Since the Commission issued a Recommendation on 1 July 1998, 8 Member States have decided to restrict the use of phthalates in toys and childcare articles (Austria, Denmark, Finland, France, Germany, Greece, Italy and Sweden). Other Member States have relied on a 'controlled use' approach, by measuring phthalate release from toys. The proposed Commission Decision will ensure rapidly a consistent, high level of protection of child health throughout the EU against the serious and immediate risk posed by products intended to be put in the mouth. The proposed Directive aims to harmonise, in the longer tem, the use of phthalates in toys and childcare articles, as well of those intended for mouthing as of those which can be put into the mouth.
Further opinions of the Scientific Committee of Toxicity, Ecotoxicity and the Environment (SCTEE) from 28 September 1999 (1) have shown that the laboratory test methods used for checking the level of phthalate release from these products are not suitable for control purposes. The tests developed in the Netherlands and the UK are according to the scientists currently not suitable to distinguish safe toys from unsafe toys.
A ban is therefore the only practicable approach to guarantee child health. The ban must be introduced immediately by an emergency decision in order to protect babies who are now in their first years. It will take 2-3 years to adopt and implement a permanent ban as in the proposed Directive. Commission services will be in contact with industry, commerce and national control authorities to ensure that any products still on shop shelves are withdrawn at the shortest possible notice.
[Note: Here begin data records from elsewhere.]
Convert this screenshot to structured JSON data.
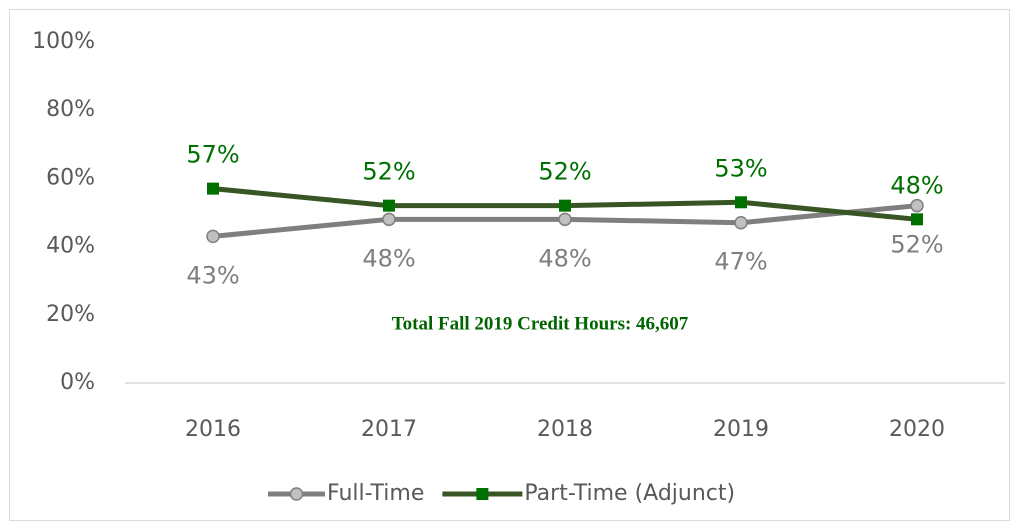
{
  "chart_data": {
    "type": "line",
    "categories": [
      "2016",
      "2017",
      "2018",
      "2019",
      "2020"
    ],
    "series": [
      {
        "name": "Full-Time",
        "color": "#7f7f7f",
        "marker": "circle",
        "marker_color": "#c0c0c0",
        "label_color": "#7f7f7f",
        "label_position": "below",
        "values": [
          43,
          48,
          48,
          47,
          52
        ],
        "value_labels": [
          "43%",
          "48%",
          "48%",
          "47%",
          "52%"
        ]
      },
      {
        "name": "Part-Time (Adjunct)",
        "color": "#375623",
        "marker": "square",
        "marker_color": "#007000",
        "label_color": "#007000",
        "label_position": "above",
        "values": [
          57,
          52,
          52,
          53,
          48
        ],
        "value_labels": [
          "57%",
          "52%",
          "52%",
          "53%",
          "48%"
        ]
      }
    ],
    "ylim": [
      0,
      100
    ],
    "yticks": [
      {
        "value": 0,
        "label": "0%"
      },
      {
        "value": 20,
        "label": "20%"
      },
      {
        "value": 40,
        "label": "40%"
      },
      {
        "value": 60,
        "label": "60%"
      },
      {
        "value": 80,
        "label": "80%"
      },
      {
        "value": 100,
        "label": "100%"
      }
    ],
    "grid": false,
    "legend": "bottom",
    "annotation": "Total Fall 2019 Credit Hours: 46,607",
    "annotation_color": "#006400"
  }
}
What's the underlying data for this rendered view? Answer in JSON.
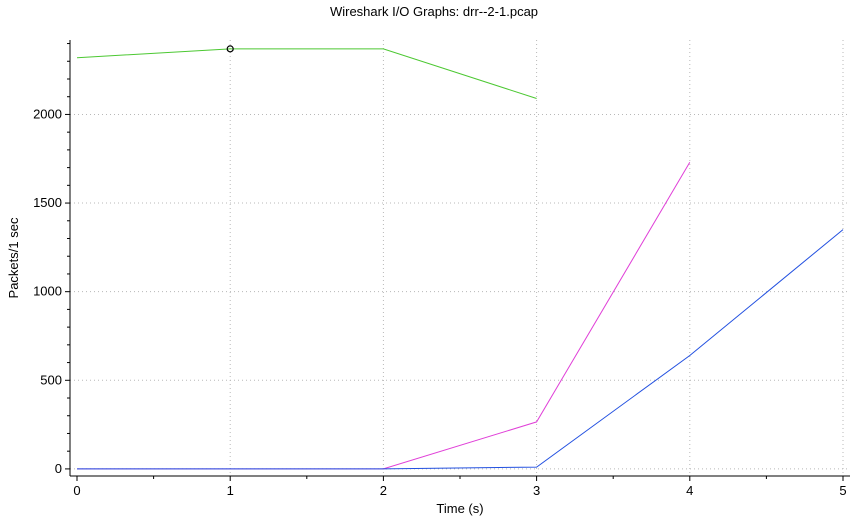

Toys which are not intended to, but can be put in the mouth pose less of a risk. The risk assessment which has been made by the SCTEE was based on conservative assumptions concerning duration of mouthing and level of phthalate release. These assumptions apply in the case of products intended to be put in the mouth, which may be systematically sucked and chewed by babies, and must therefore comply with stringent safety requirements. Other toys are normally unlikely to pose the same level of risk, in spite of the fact that children may put them in their mouth as part of their "exploration of the world". However, as a matter of precaution, parents and caretakers should be advised not to allow their babies to mouth such toys for extended periods. To that end, the Directive proposed by the Commission provides for such toys to bear an appropriate warning.